The colour of the spray included matches Hardened Carapace from the Army Painter Warpaints series. This makes it the perfect colour to undercoat the grim darkness of underground terrain. If you want different colours there are other individual cans, available for €10 ($12 US), to match Necromancer Cloak (Ruins & Cliffs), Crypt Wraith (Wilderness & Woodland), Gorgon Hide (Snow & Tundra), and Desert Yellow (Desert & Arid Wastes).
The Dungeons & Subterrain spray can that is included in this set will give your terrain a great base to start painting on and we are big fans of these new rattle can primers. Just make sure you don’t use them on your figures, they are intentionally heavy duty and will do your models no favours, removing a lot of detail.
Painting the details
Seven 18ml GameMaster paints and two 50ml GameMaster Base paints are included in colours chosen to create most of the finishes that are shown in the How to guide. The larger paints are a grey that will do well on dungeon tiles and walls and a warm brown for caverns. It makes total sense that these are bigger pots – you’ll be brushing them over much of your terrain to start things off.

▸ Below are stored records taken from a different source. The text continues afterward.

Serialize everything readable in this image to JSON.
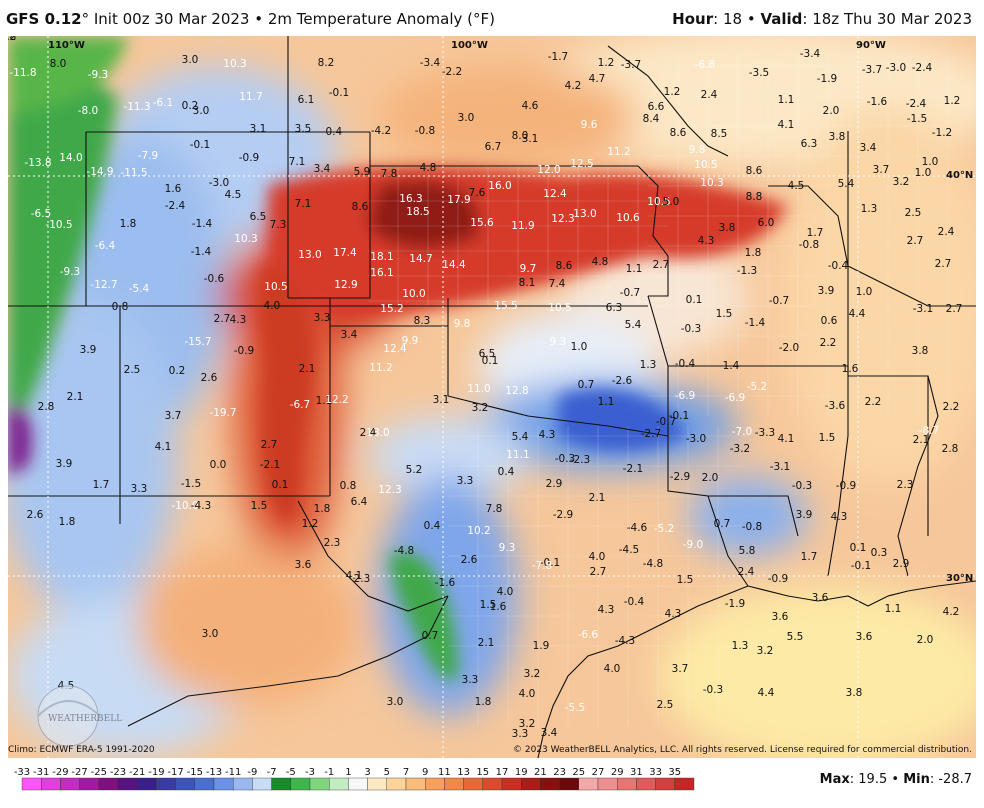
{
  "header": {
    "model": "GFS 0.12",
    "init": "Init 00z 30 Mar 2023",
    "product": "2m Temperature Anomaly (",
    "unit": "F)",
    "hour_label": "Hour",
    "hour": "18",
    "valid_label": "Valid",
    "valid": "18z Thu 30 Mar 2023"
  },
  "footer": {
    "climo": "Climo: ECMWF ERA-5 1991-2020",
    "copyright": "© 2023 WeatherBELL Analytics, LLC. All rights reserved. License required for commercial distribution.",
    "logo_text": "WEATHERBELL"
  },
  "stats": {
    "max_label": "Max",
    "max": "19.5",
    "min_label": "Min",
    "min": "-28.7"
  },
  "colors": {
    "min": "#ff55ff",
    "cold": "#2a45c8",
    "cool": "#7db4f2",
    "neutral": "#e8eef6",
    "warm": "#f2974a",
    "hot": "#c91d12",
    "max": "#8a1010",
    "green": "#2ca02c"
  },
  "colorbar": {
    "ticks": [
      "-33",
      "-31",
      "-29",
      "-27",
      "-25",
      "-23",
      "-21",
      "-19",
      "-17",
      "-15",
      "-13",
      "-11",
      "-9",
      "-7",
      "-5",
      "-3",
      "-1",
      "1",
      "3",
      "5",
      "7",
      "9",
      "11",
      "13",
      "15",
      "17",
      "19",
      "21",
      "23",
      "25",
      "27",
      "29",
      "31",
      "33",
      "35"
    ],
    "colors": [
      "#ff55ff",
      "#e23fe0",
      "#c42bc2",
      "#a419a3",
      "#7f1080",
      "#561280",
      "#3a1f8c",
      "#3a3ca6",
      "#3d55b9",
      "#4a6fd1",
      "#6b91e6",
      "#9ab8ef",
      "#c8dcf5",
      "#188c2a",
      "#3fb64d",
      "#7fd67f",
      "#c3ecc3",
      "#f7f7f7",
      "#fde9c3",
      "#fcd49a",
      "#fabc7a",
      "#f6a05c",
      "#f08848",
      "#e7693a",
      "#db4a2e",
      "#c73023",
      "#ac1b17",
      "#8a1010",
      "#6a0a0a",
      "#f3a9a9",
      "#ee8f8f",
      "#e87474",
      "#df5a5a",
      "#d24040",
      "#c52727"
    ]
  },
  "map": {
    "lon_labels": [
      "110°W",
      "100°W",
      "90°W"
    ],
    "lat_labels": [
      "40°N",
      "30°N"
    ],
    "values": [
      {
        "t": "-11.8"
      },
      {
        "t": "8.0"
      },
      {
        "t": "-9.3"
      },
      {
        "t": "3.0"
      },
      {
        "t": "10.3"
      },
      {
        "t": "8.2"
      },
      {
        "t": "-3.4"
      },
      {
        "t": "-1.7"
      },
      {
        "t": "1.2"
      },
      {
        "t": "-3.7"
      },
      {
        "t": "-6.8"
      },
      {
        "t": "-3.4"
      },
      {
        "t": "-3.5"
      },
      {
        "t": "-1.9"
      },
      {
        "t": "-3.7"
      },
      {
        "t": "-3.0"
      },
      {
        "t": "-2.4"
      },
      {
        "t": "-11.3"
      },
      {
        "t": "-6.1"
      },
      {
        "t": "0.2"
      },
      {
        "t": "11.7"
      },
      {
        "t": "6.1"
      },
      {
        "t": "-0.1"
      },
      {
        "t": "-2.2"
      },
      {
        "t": "4.2"
      },
      {
        "t": "4.7"
      },
      {
        "t": "1.2"
      },
      {
        "t": "2.4"
      },
      {
        "t": "1.1"
      },
      {
        "t": "2.0"
      },
      {
        "t": "-1.6"
      },
      {
        "t": "-2.4"
      },
      {
        "t": "1.2"
      },
      {
        "t": "-8.0"
      },
      {
        "t": "3.0"
      },
      {
        "t": "3.1"
      },
      {
        "t": "3.5"
      },
      {
        "t": "-0.4"
      },
      {
        "t": "-4.2"
      },
      {
        "t": "-0.8"
      },
      {
        "t": "3.0"
      },
      {
        "t": "4.6"
      },
      {
        "t": "6.6"
      },
      {
        "t": "8.4"
      },
      {
        "t": "4.1"
      },
      {
        "t": "-1.5"
      },
      {
        "t": "-1.2"
      },
      {
        "t": "-13.8"
      },
      {
        "t": "14.0"
      },
      {
        "t": "-7.9"
      },
      {
        "t": "-0.1"
      },
      {
        "t": "-0.9"
      },
      {
        "t": "7.1"
      },
      {
        "t": "3.4"
      },
      {
        "t": "5.9"
      },
      {
        "t": "7.8"
      },
      {
        "t": "4.8"
      },
      {
        "t": "6.7"
      },
      {
        "t": "8.0"
      },
      {
        "t": "3.1"
      },
      {
        "t": "9.6"
      },
      {
        "t": "8.6"
      },
      {
        "t": "8.5"
      },
      {
        "t": "6.3"
      },
      {
        "t": "3.8"
      },
      {
        "t": "3.4"
      },
      {
        "t": "-14.9"
      },
      {
        "t": "-11.5"
      },
      {
        "t": "1.6"
      },
      {
        "t": "-3.0"
      },
      {
        "t": "4.5"
      },
      {
        "t": "7.1"
      },
      {
        "t": "8.6"
      },
      {
        "t": "16.3"
      },
      {
        "t": "17.9"
      },
      {
        "t": "16.0"
      },
      {
        "t": "7.6"
      },
      {
        "t": "12.0"
      },
      {
        "t": "12.5"
      },
      {
        "t": "11.2"
      },
      {
        "t": "9.8"
      },
      {
        "t": "10.5"
      },
      {
        "t": "8.6"
      },
      {
        "t": "4.5"
      },
      {
        "t": "5.4"
      },
      {
        "t": "3.7"
      },
      {
        "t": "3.2"
      },
      {
        "t": "1.0"
      },
      {
        "t": "1.0"
      },
      {
        "t": "-6.5"
      },
      {
        "t": "-10.5"
      },
      {
        "t": "1.8"
      },
      {
        "t": "-2.4"
      },
      {
        "t": "-1.4"
      },
      {
        "t": "6.5"
      },
      {
        "t": "18.5"
      },
      {
        "t": "15.6"
      },
      {
        "t": "12.4"
      },
      {
        "t": "12.3"
      },
      {
        "t": "13.0"
      },
      {
        "t": "10.6"
      },
      {
        "t": "10.5"
      },
      {
        "t": "10.3"
      },
      {
        "t": "8.8"
      },
      {
        "t": "1.3"
      },
      {
        "t": "2.5"
      },
      {
        "t": "-6.4"
      },
      {
        "t": "-1.4"
      },
      {
        "t": "10.3"
      },
      {
        "t": "7.3"
      },
      {
        "t": "11.9"
      },
      {
        "t": "5.0"
      },
      {
        "t": "3.8"
      },
      {
        "t": "6.0"
      },
      {
        "t": "4.3"
      },
      {
        "t": "1.7"
      },
      {
        "t": "-0.8"
      },
      {
        "t": "2.7"
      },
      {
        "t": "2.4"
      },
      {
        "t": "-9.3"
      },
      {
        "t": "13.0"
      },
      {
        "t": "17.4"
      },
      {
        "t": "18.1"
      },
      {
        "t": "14.7"
      },
      {
        "t": "14.4"
      },
      {
        "t": "9.7"
      },
      {
        "t": "8.6"
      },
      {
        "t": "4.8"
      },
      {
        "t": "1.1"
      },
      {
        "t": "2.7"
      },
      {
        "t": "1.8"
      },
      {
        "t": "-1.3"
      },
      {
        "t": "-0.4"
      },
      {
        "t": "2.7"
      },
      {
        "t": "-12.7"
      },
      {
        "t": "-5.4"
      },
      {
        "t": "-0.6"
      },
      {
        "t": "10.5"
      },
      {
        "t": "12.9"
      },
      {
        "t": "16.1"
      },
      {
        "t": "8.1"
      },
      {
        "t": "7.4"
      },
      {
        "t": "-0.7"
      },
      {
        "t": "3.9"
      },
      {
        "t": "1.0"
      },
      {
        "t": "0.8"
      },
      {
        "t": "-4.0"
      },
      {
        "t": "10.0"
      },
      {
        "t": "15.2"
      },
      {
        "t": "15.5"
      },
      {
        "t": "10.5"
      },
      {
        "t": "6.3"
      },
      {
        "t": "0.1"
      },
      {
        "t": "-0.7"
      },
      {
        "t": "1.5"
      },
      {
        "t": "-3.1"
      },
      {
        "t": "2.7"
      },
      {
        "t": "2.7"
      },
      {
        "t": "4.3"
      },
      {
        "t": "3.3"
      },
      {
        "t": "8.3"
      },
      {
        "t": "9.8"
      },
      {
        "t": "5.4"
      },
      {
        "t": "-0.3"
      },
      {
        "t": "-1.4"
      },
      {
        "t": "0.6"
      },
      {
        "t": "4.4"
      },
      {
        "t": "3.9"
      },
      {
        "t": "-15.7"
      },
      {
        "t": "-0.9"
      },
      {
        "t": "3.4"
      },
      {
        "t": "12.4"
      },
      {
        "t": "9.9"
      },
      {
        "t": "9.3"
      },
      {
        "t": "1.0"
      },
      {
        "t": "-2.0"
      },
      {
        "t": "2.2"
      },
      {
        "t": "3.8"
      },
      {
        "t": "2.5"
      },
      {
        "t": "0.2"
      },
      {
        "t": "2.6"
      },
      {
        "t": "2.1"
      },
      {
        "t": "11.2"
      },
      {
        "t": "6.5"
      },
      {
        "t": "0.1"
      },
      {
        "t": "1.3"
      },
      {
        "t": "-0.4"
      },
      {
        "t": "1.4"
      },
      {
        "t": "1.6"
      },
      {
        "t": "2.8"
      },
      {
        "t": "2.1"
      },
      {
        "t": "-19.7"
      },
      {
        "t": "-6.7"
      },
      {
        "t": "1.1"
      },
      {
        "t": "12.2"
      },
      {
        "t": "11.0"
      },
      {
        "t": "12.8"
      },
      {
        "t": "0.7"
      },
      {
        "t": "-2.6"
      },
      {
        "t": "-6.9"
      },
      {
        "t": "-5.2"
      },
      {
        "t": "-3.6"
      },
      {
        "t": "2.2"
      },
      {
        "t": "2.2"
      },
      {
        "t": "3.7"
      },
      {
        "t": "3.1"
      },
      {
        "t": "3.2"
      },
      {
        "t": "1.1"
      },
      {
        "t": "-0.1"
      },
      {
        "t": "-6.9"
      },
      {
        "t": "-8.7"
      },
      {
        "t": "4.1"
      },
      {
        "t": "2.7"
      },
      {
        "t": "2.4"
      },
      {
        "t": "13.0"
      },
      {
        "t": "5.4"
      },
      {
        "t": "4.3"
      },
      {
        "t": "-0.7"
      },
      {
        "t": "-2.7"
      },
      {
        "t": "-3.0"
      },
      {
        "t": "-7.0"
      },
      {
        "t": "-3.3"
      },
      {
        "t": "4.1"
      },
      {
        "t": "1.5"
      },
      {
        "t": "2.1"
      },
      {
        "t": "3.9"
      },
      {
        "t": "0.0"
      },
      {
        "t": "-2.1"
      },
      {
        "t": "5.2"
      },
      {
        "t": "11.1"
      },
      {
        "t": "0.4"
      },
      {
        "t": "-0.3"
      },
      {
        "t": "-2.3"
      },
      {
        "t": "-2.1"
      },
      {
        "t": "-3.2"
      },
      {
        "t": "-3.1"
      },
      {
        "t": "2.8"
      },
      {
        "t": "1.7"
      },
      {
        "t": "3.3"
      },
      {
        "t": "-1.5"
      },
      {
        "t": "0.1"
      },
      {
        "t": "0.8"
      },
      {
        "t": "12.3"
      },
      {
        "t": "3.3"
      },
      {
        "t": "2.9"
      },
      {
        "t": "-2.9"
      },
      {
        "t": "2.0"
      },
      {
        "t": "-0.3"
      },
      {
        "t": "-0.9"
      },
      {
        "t": "2.3"
      },
      {
        "t": "2.6"
      },
      {
        "t": "1.8"
      },
      {
        "t": "-10.0"
      },
      {
        "t": "-4.3"
      },
      {
        "t": "1.5"
      },
      {
        "t": "1.8"
      },
      {
        "t": "6.4"
      },
      {
        "t": "7.8"
      },
      {
        "t": "2.1"
      },
      {
        "t": "-2.9"
      },
      {
        "t": "3.9"
      },
      {
        "t": "4.3"
      },
      {
        "t": "1.2"
      },
      {
        "t": "0.4"
      },
      {
        "t": "10.2"
      },
      {
        "t": "-4.6"
      },
      {
        "t": "-5.2"
      },
      {
        "t": "0.7"
      },
      {
        "t": "-0.8"
      },
      {
        "t": "2.3"
      },
      {
        "t": "-4.8"
      },
      {
        "t": "9.3"
      },
      {
        "t": "-9.0"
      },
      {
        "t": "-4.5"
      },
      {
        "t": "5.8"
      },
      {
        "t": "0.1"
      },
      {
        "t": "0.3"
      },
      {
        "t": "3.6"
      },
      {
        "t": "2.6"
      },
      {
        "t": "4.0"
      },
      {
        "t": "-4.8"
      },
      {
        "t": "1.7"
      },
      {
        "t": "-0.1"
      },
      {
        "t": "2.9"
      },
      {
        "t": "4.1"
      },
      {
        "t": "2.3"
      },
      {
        "t": "-1.6"
      },
      {
        "t": "-0.1"
      },
      {
        "t": "-7.8"
      },
      {
        "t": "2.7"
      },
      {
        "t": "1.5"
      },
      {
        "t": "2.4"
      },
      {
        "t": "-0.9"
      },
      {
        "t": "4.0"
      },
      {
        "t": "4.3"
      },
      {
        "t": "-1.9"
      },
      {
        "t": "3.6"
      },
      {
        "t": "1.1"
      },
      {
        "t": "4.2"
      },
      {
        "t": "1.5"
      },
      {
        "t": "1.6"
      },
      {
        "t": "-0.4"
      },
      {
        "t": "4.3"
      },
      {
        "t": "3.6"
      },
      {
        "t": "3.0"
      },
      {
        "t": "0.7"
      },
      {
        "t": "2.1"
      },
      {
        "t": "-6.6"
      },
      {
        "t": "-4.3"
      },
      {
        "t": "5.5"
      },
      {
        "t": "3.6"
      },
      {
        "t": "2.0"
      },
      {
        "t": "1.9"
      },
      {
        "t": "1.3"
      },
      {
        "t": "3.2"
      },
      {
        "t": "3.3"
      },
      {
        "t": "3.2"
      },
      {
        "t": "4.0"
      },
      {
        "t": "3.7"
      },
      {
        "t": "4.5"
      },
      {
        "t": "4.0"
      },
      {
        "t": "-0.3"
      },
      {
        "t": "4.4"
      },
      {
        "t": "3.8"
      },
      {
        "t": "3.0"
      },
      {
        "t": "1.8"
      },
      {
        "t": "-5.5"
      },
      {
        "t": "2.5"
      },
      {
        "t": "3.2"
      },
      {
        "t": "3.4"
      },
      {
        "t": "3.3"
      },
      {
        "t": "4.8"
      },
      {
        "t": "2.2"
      }
    ]
  }
}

To do that initial paint application there’s a large drybrush – a thick-handled, comfy to use, flat drybrush with a soft bristle feel. It will be familiar to anyone who has used makeup powder brushes in their scenery painting before. The paints go on well and have a good consistency as long as you give them a good shake.
Once you’ve got that base of colour in place it’s time for details, for which you’ll use the medium drybrush (in the same shape as the large) or a wash brush, which is a good quality standard point large brush.
The paints here are all designed to fit the guides and be obvious. Dungeon Highlights and Cavern Highlights do exactly what they say on the bottle, acting as the next step in finishing off the detail over your Bases. Cavern Effects and Dungeon Effects will act as a final pop on corners and details. Brink Black is provided for any lining you might want to do and can be applied to the edges of your dungeon tiles to make them really pop on the table. Grotto Slime is there to create acid pools and other details, which are covered in the guide and videos. The final pot is Subterrain Wash, used to add some depth to your dry brushed parts.
Rounding things up
77 Dungeon Tufts are included to add a nice finish. We got a hard plastic tomb, ladder, trapdoor, and lever as a little bonus in our set but we’re not sure if that will be the same for every retail box as they aren’t listed as a part of the contents.
This is a great set that’s clearly had a lot of thought put into it. The newer you are to terrain building the more you’ll get from it – that’s true of the gear included (which established builders will have at least some of) and the advice included, but even old veterans like us enjoyed turfing through the contents and having a play.